The creation of this dish very easy, but very nutritious and appetizing, given the local alternative to pizza, probably dates back to Roman times.
Then the white flour was a luxury and was replaced with the poorest, chickpeas.
A dish similar to “fainà” (meaning “farinata” in Ligurian dialect) is located in many regional cuisines and takes different names.
The ingredients to achieve it are few but quality so that the dish is a masterpiece of taste.
There are many local variations that occur adding to the base, immediately before baking according to season and taste: rosemary, artichoke, gorgonzola, onions and floured “binachetti”, alocal kind of fish.

HERE’S HOW TO MAKE THE RECIPE

The day before you create a compound made of one liter of warm water, 1 cup of extra vergin olive oil and salt within which dissolve 300 grams of chickpea flour, stirring well with a large wooden spoon. The final mixture will be quite liquid.
Before you use it will be necessary to remove the foam and the lumps that were possibly formed.
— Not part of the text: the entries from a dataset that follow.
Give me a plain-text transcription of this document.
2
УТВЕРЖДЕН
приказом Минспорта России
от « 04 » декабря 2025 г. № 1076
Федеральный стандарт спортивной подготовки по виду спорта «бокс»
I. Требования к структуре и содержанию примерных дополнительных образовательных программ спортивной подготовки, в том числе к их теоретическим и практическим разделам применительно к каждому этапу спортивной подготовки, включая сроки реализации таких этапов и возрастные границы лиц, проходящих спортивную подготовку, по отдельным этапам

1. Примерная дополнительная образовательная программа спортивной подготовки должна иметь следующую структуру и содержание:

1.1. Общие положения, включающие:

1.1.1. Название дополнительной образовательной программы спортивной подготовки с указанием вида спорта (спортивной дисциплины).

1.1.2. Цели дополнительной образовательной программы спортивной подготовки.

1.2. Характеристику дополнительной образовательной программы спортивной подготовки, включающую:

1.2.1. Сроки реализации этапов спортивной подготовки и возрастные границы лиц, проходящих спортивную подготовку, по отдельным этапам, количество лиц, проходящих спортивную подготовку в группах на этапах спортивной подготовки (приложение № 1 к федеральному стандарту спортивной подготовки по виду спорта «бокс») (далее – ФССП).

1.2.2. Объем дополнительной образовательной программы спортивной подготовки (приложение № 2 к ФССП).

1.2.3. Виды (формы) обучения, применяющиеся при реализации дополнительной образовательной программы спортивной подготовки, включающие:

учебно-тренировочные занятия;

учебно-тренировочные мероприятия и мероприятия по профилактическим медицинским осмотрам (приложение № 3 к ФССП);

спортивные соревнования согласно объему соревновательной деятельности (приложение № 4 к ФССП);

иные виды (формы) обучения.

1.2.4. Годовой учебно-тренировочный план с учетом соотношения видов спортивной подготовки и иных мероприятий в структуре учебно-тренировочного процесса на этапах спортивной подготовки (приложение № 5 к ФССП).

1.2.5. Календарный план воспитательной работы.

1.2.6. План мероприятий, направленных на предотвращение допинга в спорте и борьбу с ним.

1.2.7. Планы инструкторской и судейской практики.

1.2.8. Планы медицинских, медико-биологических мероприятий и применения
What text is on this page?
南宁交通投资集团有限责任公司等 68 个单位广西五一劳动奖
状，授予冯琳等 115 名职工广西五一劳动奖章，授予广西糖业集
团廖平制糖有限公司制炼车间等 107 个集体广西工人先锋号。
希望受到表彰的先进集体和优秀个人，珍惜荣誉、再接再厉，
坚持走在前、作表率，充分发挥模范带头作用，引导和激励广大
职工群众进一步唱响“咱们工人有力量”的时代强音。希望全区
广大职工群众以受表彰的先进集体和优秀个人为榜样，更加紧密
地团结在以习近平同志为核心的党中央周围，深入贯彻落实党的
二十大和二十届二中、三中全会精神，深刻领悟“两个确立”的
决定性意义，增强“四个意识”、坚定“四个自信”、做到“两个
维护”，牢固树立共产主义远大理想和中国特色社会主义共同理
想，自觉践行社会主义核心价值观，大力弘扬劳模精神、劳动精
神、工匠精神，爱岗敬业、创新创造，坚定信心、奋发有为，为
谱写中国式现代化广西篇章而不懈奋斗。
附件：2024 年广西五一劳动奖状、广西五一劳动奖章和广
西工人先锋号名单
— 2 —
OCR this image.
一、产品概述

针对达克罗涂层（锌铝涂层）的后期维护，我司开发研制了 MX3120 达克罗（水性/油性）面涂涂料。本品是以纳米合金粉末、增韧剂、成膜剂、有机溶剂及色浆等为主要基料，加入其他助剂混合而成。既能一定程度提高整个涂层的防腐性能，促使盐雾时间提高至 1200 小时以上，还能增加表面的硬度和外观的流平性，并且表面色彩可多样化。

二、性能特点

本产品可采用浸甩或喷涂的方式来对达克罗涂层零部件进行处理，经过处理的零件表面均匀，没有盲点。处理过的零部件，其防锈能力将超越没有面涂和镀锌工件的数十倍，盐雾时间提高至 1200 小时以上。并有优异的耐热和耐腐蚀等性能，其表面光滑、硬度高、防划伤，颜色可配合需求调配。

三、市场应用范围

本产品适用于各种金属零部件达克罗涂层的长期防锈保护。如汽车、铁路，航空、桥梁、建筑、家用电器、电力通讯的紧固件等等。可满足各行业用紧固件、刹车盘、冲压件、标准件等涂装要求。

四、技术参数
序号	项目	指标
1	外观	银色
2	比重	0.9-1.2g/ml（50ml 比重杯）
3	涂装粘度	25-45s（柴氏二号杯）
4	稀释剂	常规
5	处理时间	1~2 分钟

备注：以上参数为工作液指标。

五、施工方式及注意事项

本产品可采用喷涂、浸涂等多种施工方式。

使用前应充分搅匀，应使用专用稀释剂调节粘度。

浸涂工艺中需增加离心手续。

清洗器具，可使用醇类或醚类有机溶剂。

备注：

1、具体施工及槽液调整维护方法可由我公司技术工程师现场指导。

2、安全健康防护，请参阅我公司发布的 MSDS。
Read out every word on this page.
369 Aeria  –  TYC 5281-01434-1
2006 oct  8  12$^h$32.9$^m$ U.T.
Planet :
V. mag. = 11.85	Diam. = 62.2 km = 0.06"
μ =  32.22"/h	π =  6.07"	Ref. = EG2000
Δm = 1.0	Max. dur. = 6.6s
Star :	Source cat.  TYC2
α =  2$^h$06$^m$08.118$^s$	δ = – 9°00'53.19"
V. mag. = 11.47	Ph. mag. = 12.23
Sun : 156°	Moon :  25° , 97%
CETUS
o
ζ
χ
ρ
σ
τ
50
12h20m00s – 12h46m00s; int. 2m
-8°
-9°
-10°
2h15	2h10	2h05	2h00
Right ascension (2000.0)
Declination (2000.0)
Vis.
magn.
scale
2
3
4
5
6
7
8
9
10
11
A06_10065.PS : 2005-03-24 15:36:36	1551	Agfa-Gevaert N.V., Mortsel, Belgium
Then, pour the mixture if possible in the traditional large copper pan called “testo” (there are still a few shops that sell it!) or alternatively in a baking professional no higher than 3 cm, taking care to sprinkle oil first. With skillful moves uniformly distributing the mixture on its surface and then fire it in the oven for 10-15 minutes.
This combinations of ingredients, materials, skills and high heat and weel spread will create a “farinata” brown and crispy on the edges.
Serve very hot, if you like flavored with ground black pepper.